检测图像中不均匀照明的强大算法【仅需检测】

Question

检测图像中不均匀照明的强大算法【仅需检测】

pythonalgorithmopencvimage-processingcomputer-vision

21

在tesseract OCR文本识别中，最大的挑战之一是图像的不均匀照明。我需要一个算法，可以判断图像是否包含不均匀照明。

测试图像

我附上了没有照明的图像、有光斑的图像(白斑图像)和包含阴影的图像的图像。如果我们将一张图像给算法，该算法应该分为两类，如下：

没有不均匀照明 - 我们的没有照明的图像将属于此类别。
不均匀照明 - 我们的有光斑的图像(白斑图像)和包含阴影的图像将属于此类别。

没有照明的图像 - 类别A

不均匀照明图像（眩光图像（白斑图像））B类

不均匀照明图像（包含阴影的图像）类别B

初始方法

将颜色空间转换为HSV
对HSV的值通道进行直方图分析，以识别不均匀的照明。

与前两个步骤不同，我们可以使用感知亮度通道代替HSV的值通道

设置低阈值以获取低于该阈值的像素数量
设置高阈值以获取高于该阈值的像素数量
低像素值百分比和高像素值百分比的比例来检测不均匀的光照条件（也要设置百分比的阈值）

但我在不均匀照明的图像中没有找到太多相似之处。通过直方图分析，我只发现一些像素具有低值和一些像素具有高值。{{histogram analysis}}

基本上，我认为如果在低阈值中设置一些阈值值，并找出有多少像素小于低阈值，并设置一些高阈值以找出有多少像素大于该阈值。通过像素计数，我们可以得出结论，以检测图像中的不均匀光照条件。在这里，我们需要确定两个阈值值和像素数量的百分比，以得出结论。

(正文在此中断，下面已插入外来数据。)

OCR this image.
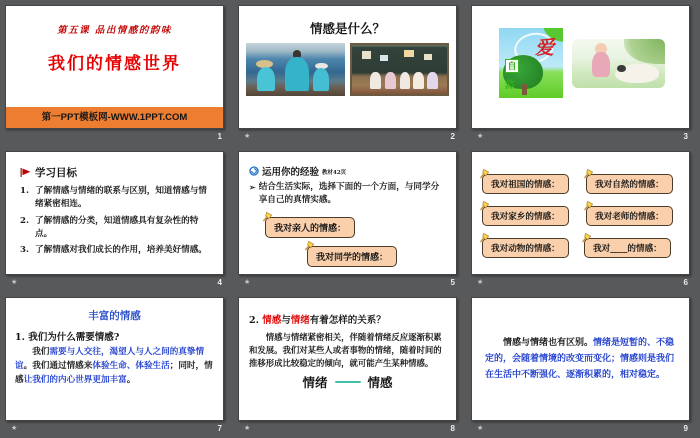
第五课 品出情感的韵味
我们的情感世界
第一PPT模板网-WWW.1PPT.COM
1
情感是什么？
★	2
爱
自
然
★	3
学习目标
1. 了解情感与情绪的联系与区别，知道情感与情绪紧密相连。
2. 了解情感的分类，知道情感具有复杂性的特点。
3. 了解情感对我们成长的作用，培养美好情感。
★	4
运用你的经验 教材42页
➢ 结合生活实际，选择下面的一个方面，与同学分享自己的真情实感。
我对亲人的情感：
我对同学的情感：
★	5
我对祖国的情感：	我对自然的情感：
我对家乡的情感：	我对老师的情感：
我对动物的情感：	我对____的情感：
★	6
丰富的情感
1. 我们为什么需要情感?
我们需要与人交往，渴望人与人之间的真挚情谊。我们通过情感来体验生命、体验生活；同时，情感让我们的内心世界更加丰富。
★	7
2. 情感与情绪有着怎样的关系？
情感与情绪紧密相关，伴随着情绪反应逐渐积累和发展。我们对某些人或者事物的情绪，随着时间的推移形成比较稳定的倾向，就可能产生某种情感。
情绪	情感
★	8
情感与情绪也有区别。情绪是短暂的、不稳定的，会随着情境的改变而变化；情感则是我们在生活中不断强化、逐渐积累的，相对稳定。
★	9
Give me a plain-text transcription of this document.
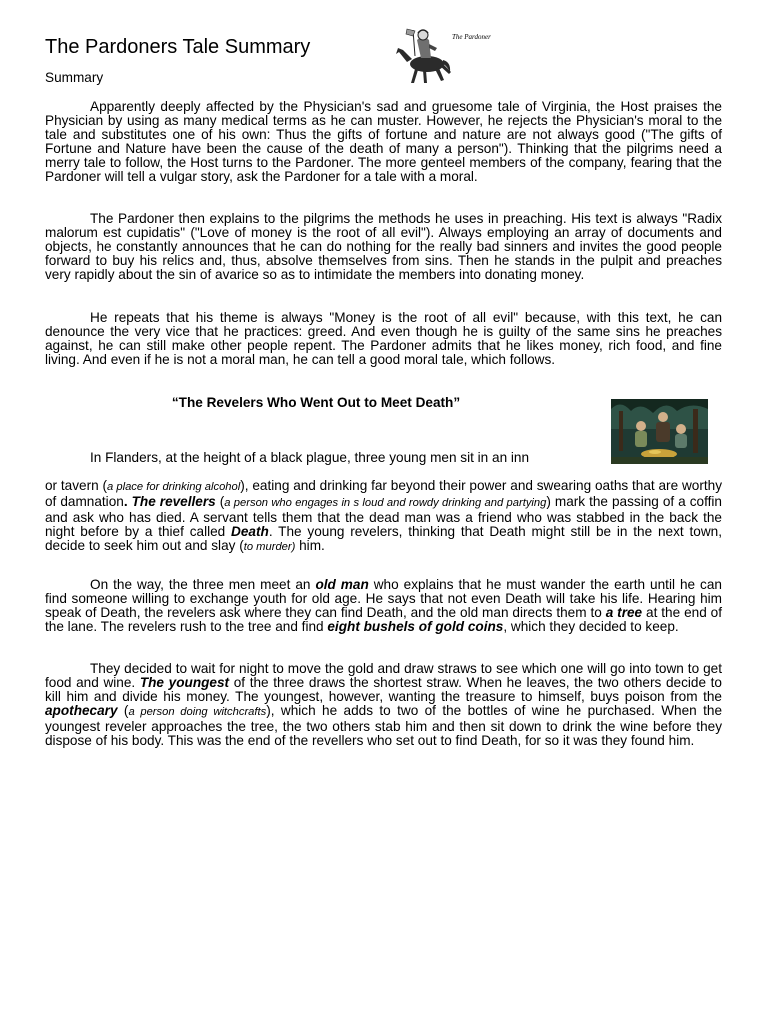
The Pardoners Tale Summary	The Pardoner

Summary

Apparently deeply affected by the Physician's sad and gruesome tale of Virginia, the Host praises the Physician by using as many medical terms as he can muster. However, he rejects the Physician's moral to the tale and substitutes one of his own: Thus the gifts of fortune and nature are not always good ("The gifts of Fortune and Nature have been the cause of the death of many a person"). Thinking that the pilgrims need a merry tale to follow, the Host turns to the Pardoner. The more genteel members of the company, fearing that the Pardoner will tell a vulgar story, ask the Pardoner for a tale with a moral.

The Pardoner then explains to the pilgrims the methods he uses in preaching. His text is always "Radix malorum est cupidatis" ("Love of money is the root of all evil"). Always employing an array of documents and objects, he constantly announces that he can do nothing for the really bad sinners and invites the good people forward to buy his relics and, thus, absolve themselves from sins. Then he stands in the pulpit and preaches very rapidly about the sin of avarice so as to intimidate the members into donating money.

He repeats that his theme is always "Money is the root of all evil" because, with this text, he can denounce the very vice that he practices: greed. And even though he is guilty of the same sins he preaches against, he can still make other people repent. The Pardoner admits that he likes money, rich food, and fine living. And even if he is not a moral man, he can tell a good moral tale, which follows.

“The Revelers Who Went Out to Meet Death”

In Flanders, at the height of a black plague, three young men sit in an inn

or tavern (a place for drinking alcohol), eating and drinking far beyond their power and swearing oaths that are worthy of damnation. The revellers (a person who engages in s loud and rowdy drinking and partying) mark the passing of a coffin and ask who has died. A servant tells them that the dead man was a friend who was stabbed in the back the night before by a thief called Death. The young revelers, thinking that Death might still be in the next town, decide to seek him out and slay (to murder) him.

On the way, the three men meet an old man who explains that he must wander the earth until he can find someone willing to exchange youth for old age. He says that not even Death will take his life. Hearing him speak of Death, the revelers ask where they can find Death, and the old man directs them to a tree at the end of the lane. The revelers rush to the tree and find eight bushels of gold coins, which they decided to keep.

They decided to wait for night to move the gold and draw straws to see which one will go into town to get food and wine. The youngest of the three draws the shortest straw. When he leaves, the two others decide to kill him and divide his money. The youngest, however, wanting the treasure to himself, buys poison from the apothecary (a person doing witchcrafts), which he adds to two of the bottles of wine he purchased. When the youngest reveler approaches the tree, the two others stab him and then sit down to drink the wine before they dispose of his body. This was the end of the revellers who set out to find Death, for so it was they found him.
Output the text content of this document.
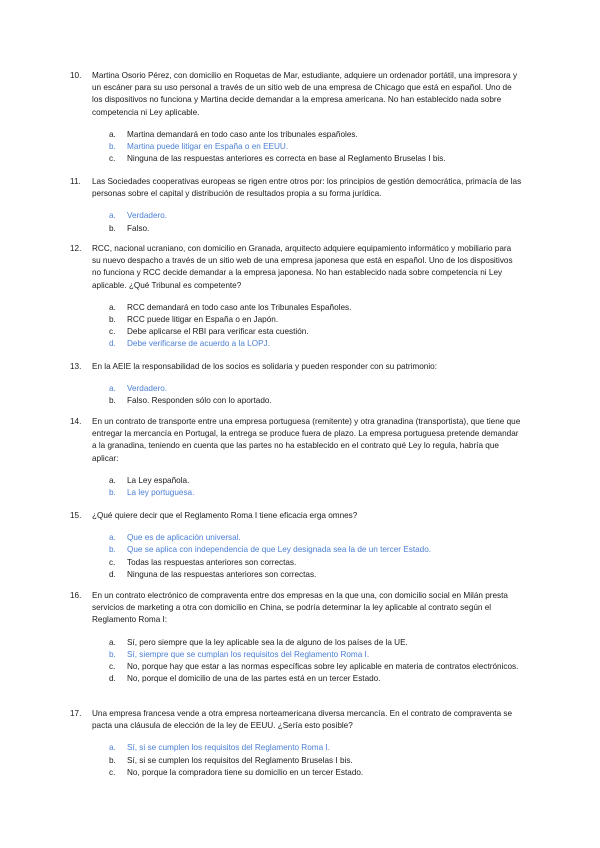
10. Martina Osorio Pérez, con domicilio en Roquetas de Mar, estudiante, adquiere un ordenador portátil, una impresora y un escáner para su uso personal a través de un sitio web de una empresa de Chicago que está en español. Uno de los dispositivos no funciona y Martina decide demandar a la empresa americana. No han establecido nada sobre competencia ni Ley aplicable.

a. Martina demandará en todo caso ante los tribunales españoles.
b. Martina puede litigar en España o en EEUU.
c. Ninguna de las respuestas anteriores es correcta en base al Reglamento Bruselas I bis.
11. Las Sociedades cooperativas europeas se rigen entre otros por: los principios de gestión democrática, primacía de las personas sobre el capital y distribución de resultados propia a su forma jurídica.

a. Verdadero.
b. Falso.
12. RCC, nacional ucraniano, con domicilio en Granada, arquitecto adquiere equipamiento informático y mobiliario para su nuevo despacho a través de un sitio web de una empresa japonesa que está en español. Uno de los dispositivos no funciona y RCC decide demandar a la empresa japonesa. No han establecido nada sobre competencia ni Ley aplicable. ¿Qué Tribunal es competente?

a. RCC demandará en todo caso ante los Tribunales Españoles.
b. RCC puede litigar en España o en Japón.
c. Debe aplicarse el RBI para verificar esta cuestión.
d. Debe verificarse de acuerdo a la LOPJ.
13. En la AEIE la responsabilidad de los socios es solidaria y pueden responder con su patrimonio:

a. Verdadero.
b. Falso. Responden sólo con lo aportado.
14. En un contrato de transporte entre una empresa portuguesa (remitente) y otra granadina (transportista), que tiene que entregar la mercancía en Portugal, la entrega se produce fuera de plazo. La empresa portuguesa pretende demandar a la granadina, teniendo en cuenta que las partes no ha establecido en el contrato qué Ley lo regula, habría que aplicar:

a. La Ley española.
b. La ley portuguesa.
15. ¿Qué quiere decir que el Reglamento Roma I tiene eficacia erga omnes?

a. Que es de aplicación universal.
b. Que se aplica con independencia de que Ley designada sea la de un tercer Estado.
c. Todas las respuestas anteriores son correctas.
d. Ninguna de las respuestas anteriores son correctas.
16. En un contrato electrónico de compraventa entre dos empresas en la que una, con domicilio social en Milán presta servicios de marketing a otra con domicilio en China, se podría determinar la ley aplicable al contrato según el Reglamento Roma I:

a. Sí, pero siempre que la ley aplicable sea la de alguno de los países de la UE.
b. Sí, siempre que se cumplan los requisitos del Reglamento Roma I.
c. No, porque hay que estar a las normas específicas sobre ley aplicable en materia de contratos electrónicos.
d. No, porque el domicilio de una de las partes está en un tercer Estado.
17. Una empresa francesa vende a otra empresa norteamericana diversa mercancía. En el contrato de compraventa se pacta una cláusula de elección de la ley de EEUU. ¿Sería esto posible?

a. Sí, si se cumplen los requisitos del Reglamento Roma I.
b. Sí, si se cumplen los requisitos del Reglamento Bruselas I bis.
c. No, porque la compradora tiene su domicilio en un tercer Estado.
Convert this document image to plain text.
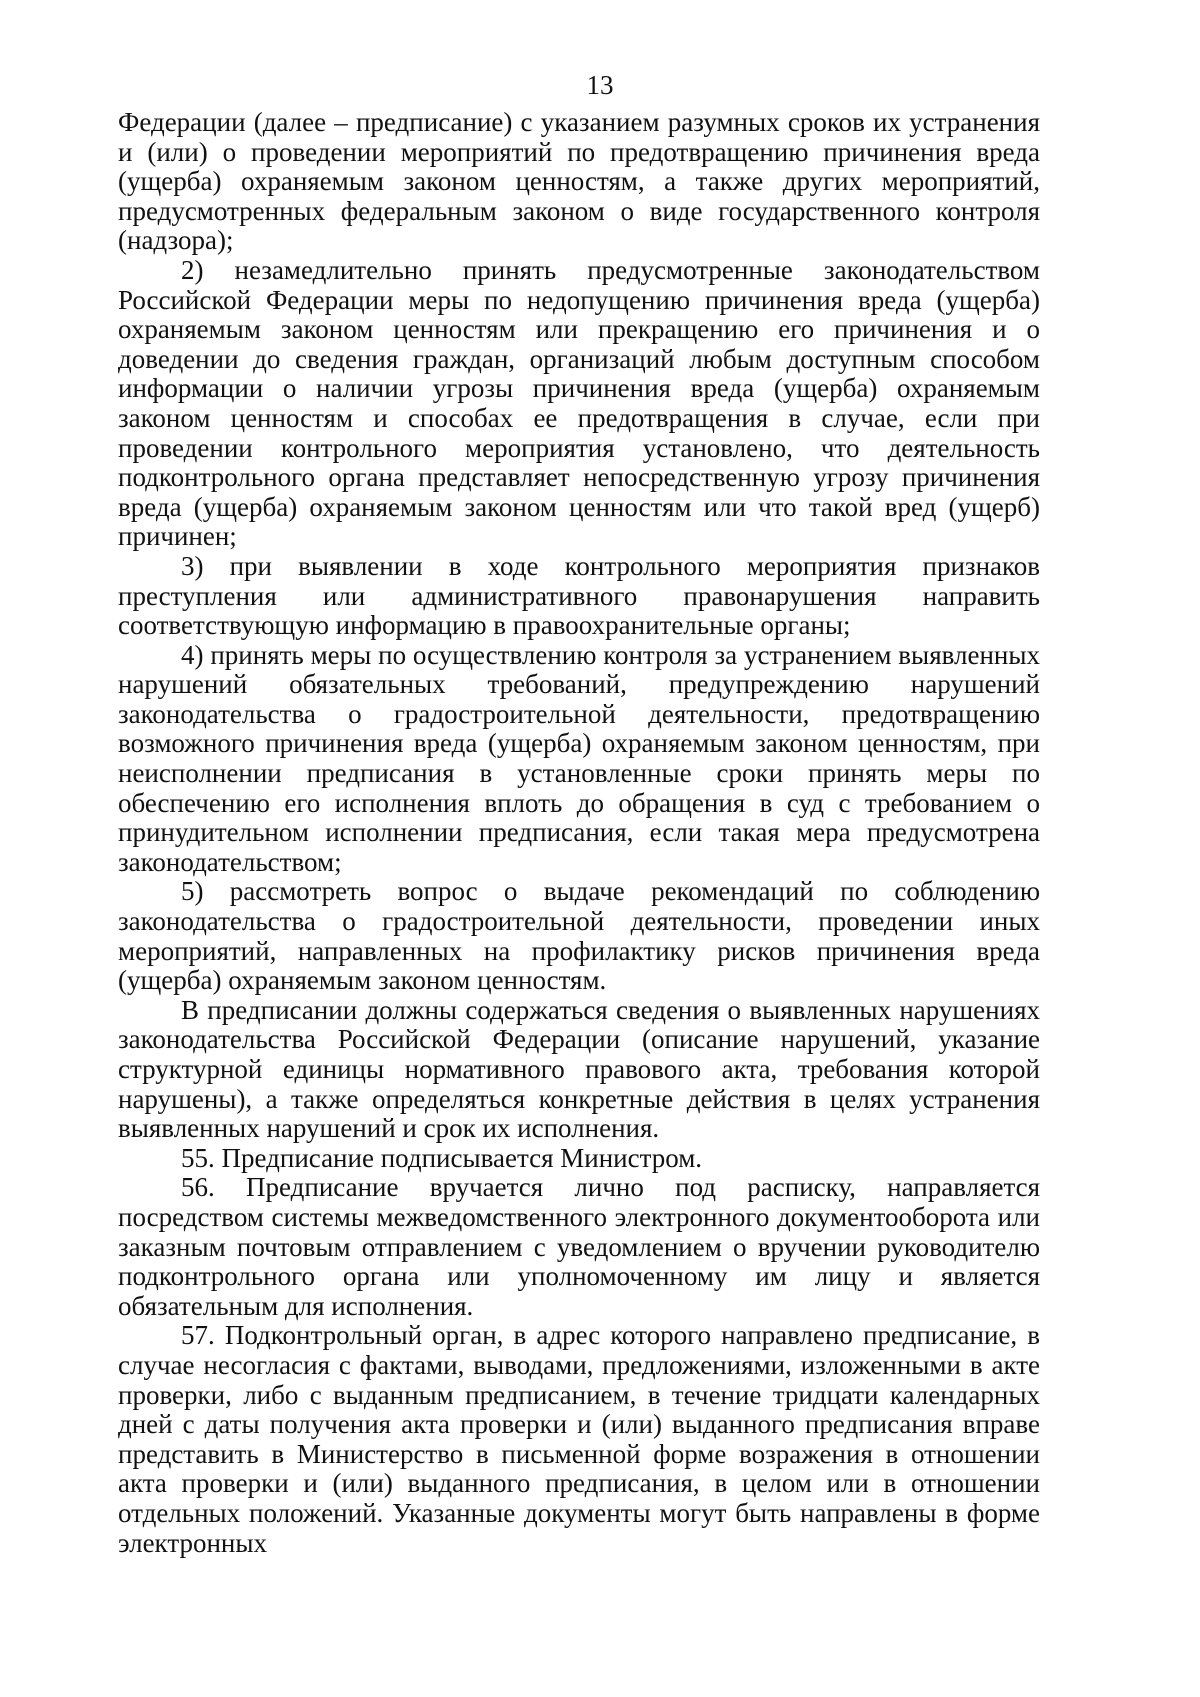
13

Федерации (далее – предписание) с указанием разумных сроков их устранения и (или) о проведении мероприятий по предотвращению причинения вреда (ущерба) охраняемым законом ценностям, а также других мероприятий, предусмотренных федеральным законом о виде государственного контроля (надзора);

2) незамедлительно принять предусмотренные законодательством Российской Федерации меры по недопущению причинения вреда (ущерба) охраняемым законом ценностям или прекращению его причинения и о доведении до сведения граждан, организаций любым доступным способом информации о наличии угрозы причинения вреда (ущерба) охраняемым законом ценностям и способах ее предотвращения в случае, если при проведении контрольного мероприятия установлено, что деятельность подконтрольного органа представляет непосредственную угрозу причинения вреда (ущерба) охраняемым законом ценностям или что такой вред (ущерб) причинен;

3) при выявлении в ходе контрольного мероприятия признаков преступления или административного правонарушения направить соответствующую информацию в правоохранительные органы;

4) принять меры по осуществлению контроля за устранением выявленных нарушений обязательных требований, предупреждению нарушений законодательства о градостроительной деятельности, предотвращению возможного причинения вреда (ущерба) охраняемым законом ценностям, при неисполнении предписания в установленные сроки принять меры по обеспечению его исполнения вплоть до обращения в суд с требованием о принудительном исполнении предписания, если такая мера предусмотрена законодательством;

5) рассмотреть вопрос о выдаче рекомендаций по соблюдению законодательства о градостроительной деятельности, проведении иных мероприятий, направленных на профилактику рисков причинения вреда (ущерба) охраняемым законом ценностям.

В предписании должны содержаться сведения о выявленных нарушениях законодательства Российской Федерации (описание нарушений, указание структурной единицы нормативного правового акта, требования которой нарушены), а также определяться конкретные действия в целях устранения выявленных нарушений и срок их исполнения.

55. Предписание подписывается Министром.

56. Предписание вручается лично под расписку, направляется посредством системы межведомственного электронного документооборота или заказным почтовым отправлением с уведомлением о вручении руководителю подконтрольного органа или уполномоченному им лицу и является обязательным для исполнения.

57. Подконтрольный орган, в адрес которого направлено предписание, в случае несогласия с фактами, выводами, предложениями, изложенными в акте проверки, либо с выданным предписанием, в течение тридцати календарных дней с даты получения акта проверки и (или) выданного предписания вправе представить в Министерство в письменной форме возражения в отношении акта проверки и (или) выданного предписания, в целом или в отношении отдельных положений. Указанные документы могут быть направлены в форме электронных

def  show_hist_v(img_path):
    img = cv2.imread(img_path)
    hsv_img = cv2.cvtColor(img, cv2.COLOR_BGR2HSV)
    h,s,v  = cv2.split(hsv_img)
    histr =cv2.calcHist(v, [0], None, [255],[0,255])
    plt.plot(histr) 
    plt.show() 
    low_threshold =np.count_nonzero(v < 50)
    high_threshold =np.count_nonzero(v >200)
    total_pixels = img.shape[0]* img.shape[1]
    percenet_low =low_threshold/total_pixels*100
    percenet_high =high_threshold/total_pixels*100
    print("Total Pixels - {}\n Pixels More than 200 - {} \n Pixels Less than 50 - {} \n Pixels percentage more than 200 - {} \n Pixel spercentage less than 50 - {} \n".format(total_pixels,high_threshold,low_threshold,percenet_low,percenet_high))

                                    
    return total_pixels,high_threshold,low_threshold,percenet_low,percenet_high

那么有人可以改进我的初始方法或提供比这更好的方法来检测一般情况下图像中的不均匀照明吗？

此外，我尝试了感知亮度而不是值通道，因为值通道取（b，g，r）值的最大值，所以我认为感知亮度是一个不错的选择。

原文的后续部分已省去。